Non esistono le commedie, esistono i singoli autori che si cimentano – ognuno col proprio stile – nel genere della commedia. Lo stesso capita coi piatti, che tutti gli chef – anche i meno talentuosi – declinano secondo il proprio stile, il proprio gusto, le proprie capacità. Succede così di mangiare dei discreti spaghetti ai ricci di mare anche in luoghi che stanno all’interno, ma qualche volta la pasta non è della migliore qualità, qualche volta la cottura lascia a desiderare, qualche volta il riccio non è fresco, inserito com’è in un preparato che contiene (anche) altri ingredienti. Mangiando quelli cucinati dall’osteria “La Gensola”, a Roma, nonostante il quartiere turistico (Trastevere) spesso induca i ristoratori a preparare i piatti in maniera altrettanto “turistica”, sembra di assaporare una grandissima commedia all’italiana di tutti i tempi, di quelle che – attraverso un sorriso dolceamaro – hanno dipinto “senza filtri” la disumanità del mondo. Mangiandoli ho pensato al cinema di Dino Risi, e in particolare a uno dei suoi capolavori, “Il segno di Venere”, che racconta le traversie di una giovane – l’eccezionale Franca Valeri – che, innamorata com’è dell’amore, cerca disperatamente – e inutilmente – la sua anima gemella in una Roma materialistica e cialtrona, nonostante il boom economico – siamo nel 1955 – dovesse ancora manifestarsi.
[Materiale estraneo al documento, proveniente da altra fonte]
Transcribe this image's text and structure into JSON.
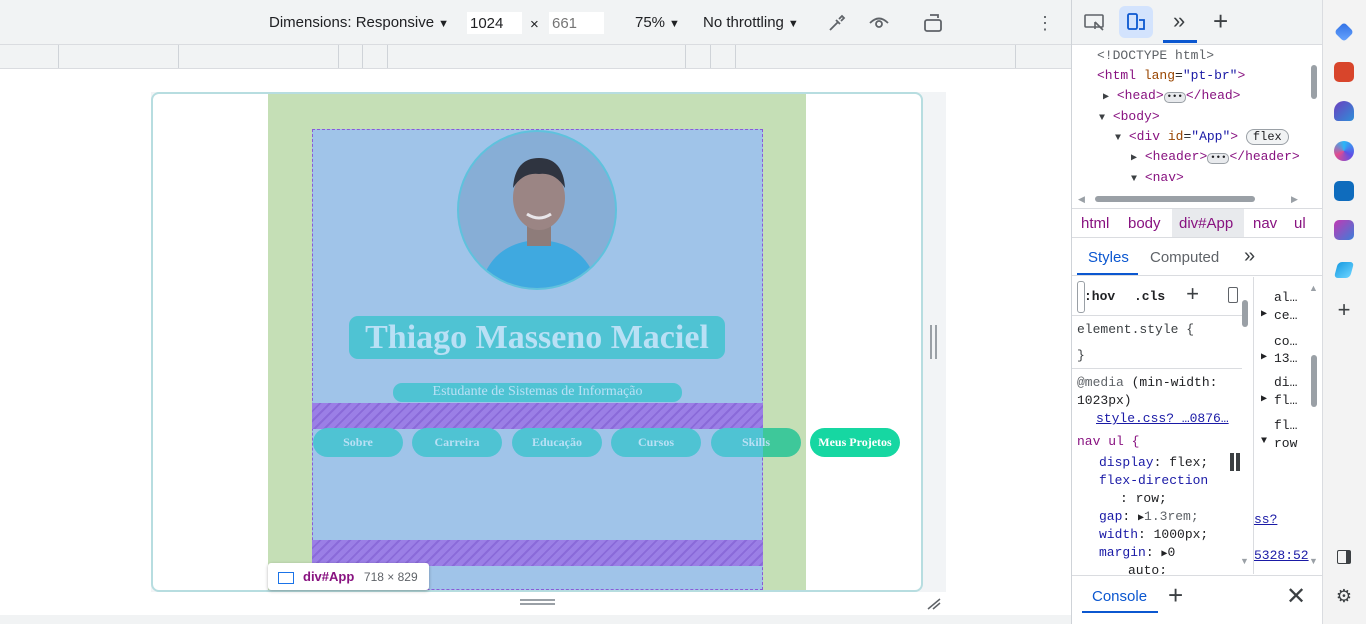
{
  "device_toolbar": {
    "dimensions_label": "Dimensions: Responsive",
    "width_value": "1024",
    "times_sign": "×",
    "height_placeholder": "661",
    "zoom": "75%",
    "throttling": "No throttling"
  },
  "page": {
    "name": "Thiago Masseno Maciel",
    "subtitle": "Estudante de Sistemas de Informação",
    "nav_items": [
      "Sobre",
      "Carreira",
      "Educação",
      "Cursos",
      "Skills",
      "Meus Projetos"
    ]
  },
  "tooltip": {
    "selector": "div#App",
    "size": "718 × 829"
  },
  "devtools": {
    "dom": {
      "doctype": "<!DOCTYPE html>",
      "html_open": "<html",
      "html_lang_attr": "lang",
      "html_lang_val": "\"pt-br\"",
      "head": "<head>",
      "head_close": "</head>",
      "body": "<body>",
      "div_open": "<div",
      "div_id_attr": "id",
      "div_id_val": "\"App\"",
      "flex_badge": "flex",
      "header": "<header>",
      "header_close": "</header>",
      "nav": "<nav>"
    },
    "breadcrumbs": [
      "html",
      "body",
      "div#App",
      "nav",
      "ul"
    ],
    "styles_tabs": [
      "Styles",
      "Computed"
    ],
    "filter": {
      "hov": ":hov",
      "cls": ".cls"
    },
    "styles": {
      "element_style": "element.style {",
      "close_brace": "}",
      "media_kw": "@media",
      "media_q1": " (min-width:",
      "media_q2": "1023px)",
      "source": "style.css?_…0876…",
      "selector": "nav ul {",
      "p1": "display",
      "v1": "flex;",
      "p2": "flex-direction",
      "v2": ": row;",
      "p3": "gap",
      "v3": "1.3rem;",
      "p4": "width",
      "v4": "1000px;",
      "p5": "margin",
      "v5": "0",
      "p6": "auto;"
    },
    "computed_side": [
      {
        "prop": "al…",
        "val": "ce…"
      },
      {
        "prop": "co…",
        "val": "13…"
      },
      {
        "prop": "di…",
        "val": "fl…"
      },
      {
        "prop": "fl…",
        "val": "row"
      }
    ],
    "side_links": [
      "ss?",
      "5328:52"
    ],
    "console_tab": "Console"
  },
  "colors": {
    "devtools_accent": "#0b57d0",
    "margin_overlay": "#c5dfb6",
    "content_overlay": "#a0c4e9",
    "nav_pill": "#4fc3d3",
    "projects_pill": "#16d7a2"
  }
}
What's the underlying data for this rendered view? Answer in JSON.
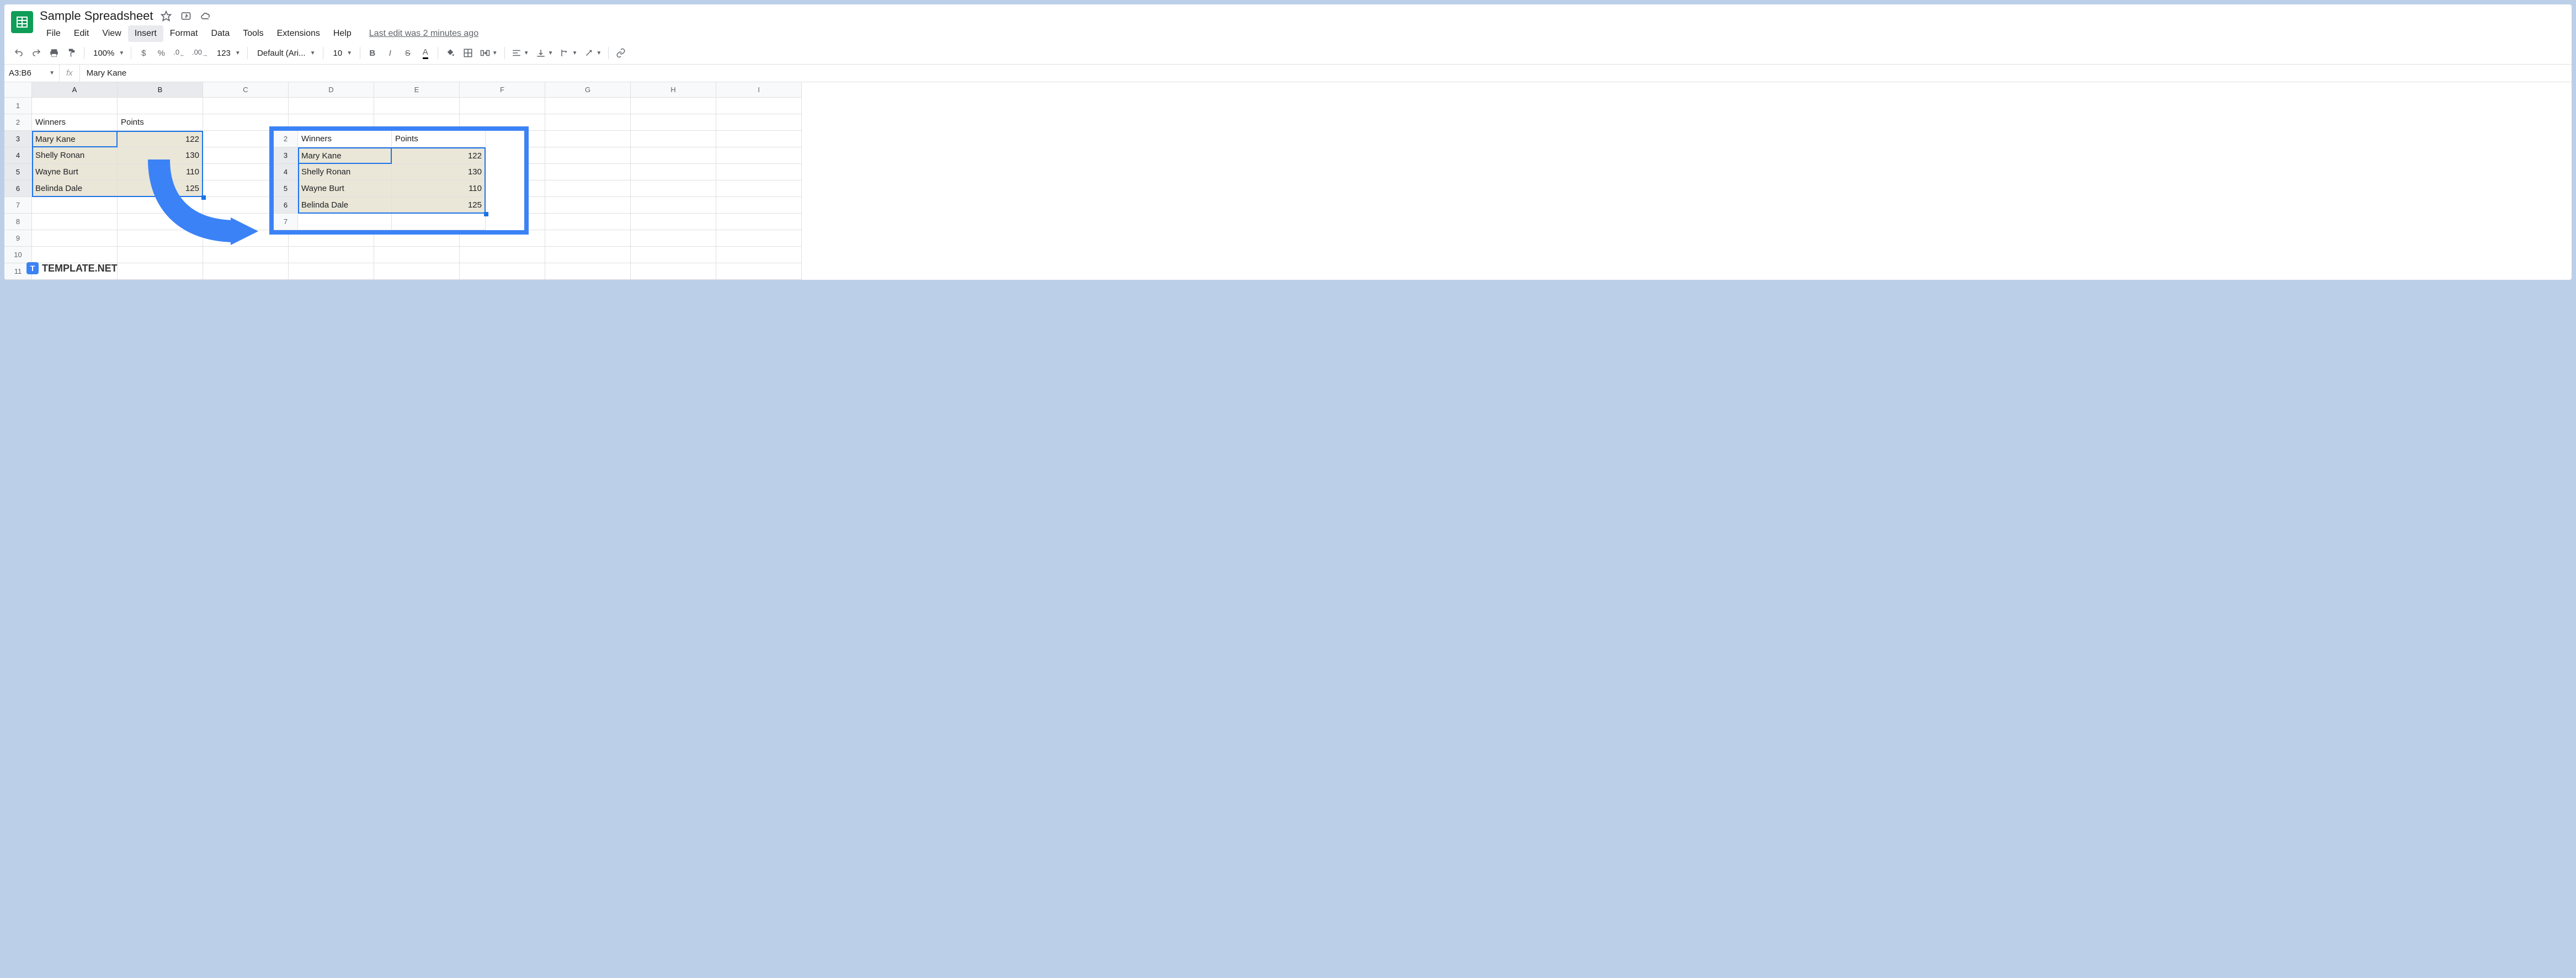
{
  "doc_title": "Sample Spreadsheet",
  "menu": [
    "File",
    "Edit",
    "View",
    "Insert",
    "Format",
    "Data",
    "Tools",
    "Extensions",
    "Help"
  ],
  "menu_active": "Insert",
  "last_edit": "Last edit was 2 minutes ago",
  "toolbar": {
    "zoom": "100%",
    "currency": "$",
    "percent": "%",
    "dec_dec": ".0",
    "inc_dec": ".00",
    "more_fmt": "123",
    "font": "Default (Ari...",
    "size": "10",
    "bold": "B",
    "italic": "I",
    "strike": "S",
    "text_color": "A"
  },
  "name_box": "A3:B6",
  "fx": "fx",
  "formula": "Mary Kane",
  "columns": [
    "A",
    "B",
    "C",
    "D",
    "E",
    "F",
    "G",
    "H",
    "I"
  ],
  "rows": [
    "1",
    "2",
    "3",
    "4",
    "5",
    "6",
    "7",
    "8",
    "9",
    "10",
    "11"
  ],
  "cells": {
    "A2": "Winners",
    "B2": "Points",
    "A3": "Mary Kane",
    "B3": "122",
    "A4": "Shelly Ronan",
    "B4": "130",
    "A5": "Wayne Burt",
    "B5": "110",
    "A6": "Belinda Dale",
    "B6": "125"
  },
  "overlay": {
    "rows": [
      "2",
      "3",
      "4",
      "5",
      "6",
      "7"
    ],
    "cells": {
      "A2": "Winners",
      "B2": "Points",
      "A3": "Mary Kane",
      "B3": "122",
      "A4": "Shelly Ronan",
      "B4": "130",
      "A5": "Wayne Burt",
      "B5": "110",
      "A6": "Belinda Dale",
      "B6": "125"
    }
  },
  "watermark": "TEMPLATE.NET",
  "watermark_icon": "T"
}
Il film è crudo ma, grazie al suo approccio tragicamente e ironicamente comico, risulta morbido allo stesso tempo, proprio come quegli spaghetti “al dente” che passano dalla tenerezza alla durezza senza soluzione di continuità, e dove il sapore aggressivo del mare, specchio del “sale” che sta nel film, è reso tollerabile, anzi, seducente, grazie alle note aromatiche che lo circondano, che ne “Il segno di Venere” sono date dagli occhi teneri e pieni d’umanità di Franca Valeri, i cui aculei – simili a quelli dei ricci – non bastano per difendersi da un mondo spietato che pensa solo al denaro, e a “possedere” la bellezza.